Seguimo-las, procurando pistas sobre o que aconteceu a Poopó, outrora o segundo maior lago da Bolívia, que se esfumou no ar rarefeito das terras altas dos Andes.

O lago Chade, em África, é uma fracção do que era. O lago Urmia, no Irão, encolheu 80% em 30 anos. Restam as carcaças dos navios encalhados no lodo.

O carro avançava sobre o leito seco do lago, mas encontrávamo-nos mais de 3.650 metros acima do nível do mar. Numerosas aldeias piscatórias que dependeram do lago durante milhares de anos também se esvaziaram. Passámos junto de casas de adobe abandonadas. Lá ao fundo, distinguíamos pequenas embarcações de alumínio que pareciam flutuar sobre a água. Quando nos aproximámos, a miragem desapareceu e avistámos os barcos abandonados sobre o lodo. Saí da viatura. Os meus sapatos estalavam, com um ruído crepitante, sobre a crosta de sal que formara pedras irregulares.

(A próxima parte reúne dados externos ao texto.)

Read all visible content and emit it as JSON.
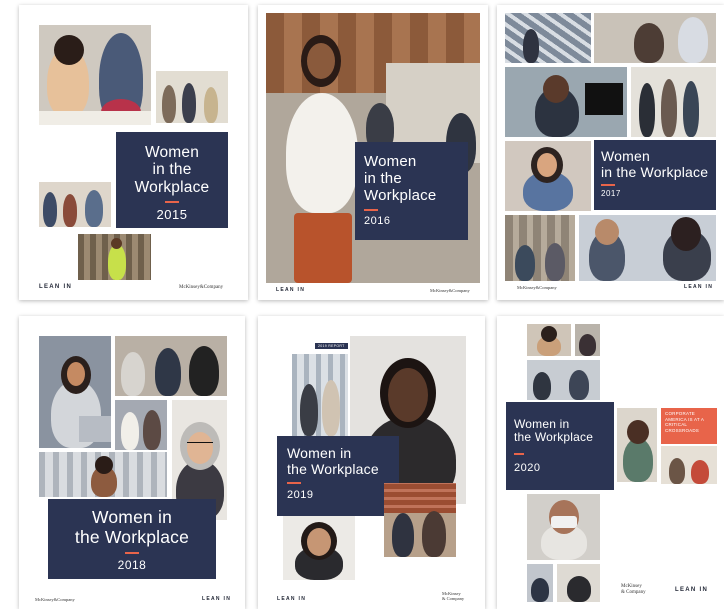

O meu guia, Ramiro Pillco Zolá, avançou ruidosamente pela planície de sal até chegar a uma das embarcações parcialmente enterradas. Recordações da infância, passadas a remar no lago, transportaram-no para o passado, antes de deixar a sua aldeia, San Pedro de Condo, para estudar hidrologia, acabando por concluir um doutoramento em hidrologia e alterações climáticas na Universidade de Lund. “Isto não era pequeno”, contou. “Há três décadas, este lago cobria três mil quilómetros quadrados. Vai ser difícil de recuperar.”

A água desapareceu. Um par de galochas pretas jazia junto da embarcação. Um crânio de peixe embranquecido refulgia sob o sol ofuscante. O vento parou subitamente, envolvendo a cena pós-apocalíptica em silêncio. Se água é vida, isto era a ausência de ambas.

Por todo o planeta, as alterações climáticas estão a aquecer os lagos mais depressa do que os oceanos e a atmosfera. Este calor acelera a evaporação, conspirando com a má gestão humana para intensificar a falta de água, a poluição e a perda de habitat para aves e peixes. No entanto, embora “as impressões digitais das alterações climáticas se encontrem por toda a parte, não assumem o mesmo aspecto em todos os lagos”, explica Catherine O’Reilly, especialista em ecologia aquática da Universidade Estadual de Illinois e co-coordenadora de um censo mundial dos lagos.

No lago Tai, na região oriental da China, os escoamentos da produção agrícola e das águas residuais estimularam surtos de cianobactérias e a água quente permite o seu crescimento. Os organismos ameaçam as reservas de água potável de dois milhões de pessoas. O lago Tanganica, no Leste de África, aqueceu tanto que pôs em risco a captura de peixe que alimenta milhões de pessoas dos quatro países em redor. A água represada por detrás da gigantesca barragem hidroeléctrica de Guri, na Venezuela, atingiu níveis tão criticamente baixos nos últimos anos que o governo teve de cancelar as aulas das crianças num esforço para racionar a electricidade. Até o canal do Panamá, cujas eclusas recentemente alargadas e aprofundadas para acomodar navios de grande porte, ressente-se actualmente da falta de precipitação relacionada com o El Niño. O lago artificial de Gatun é afectado, prejudicando o fornecimento da água para as eclusas, mas também de água potável a grande parte do país.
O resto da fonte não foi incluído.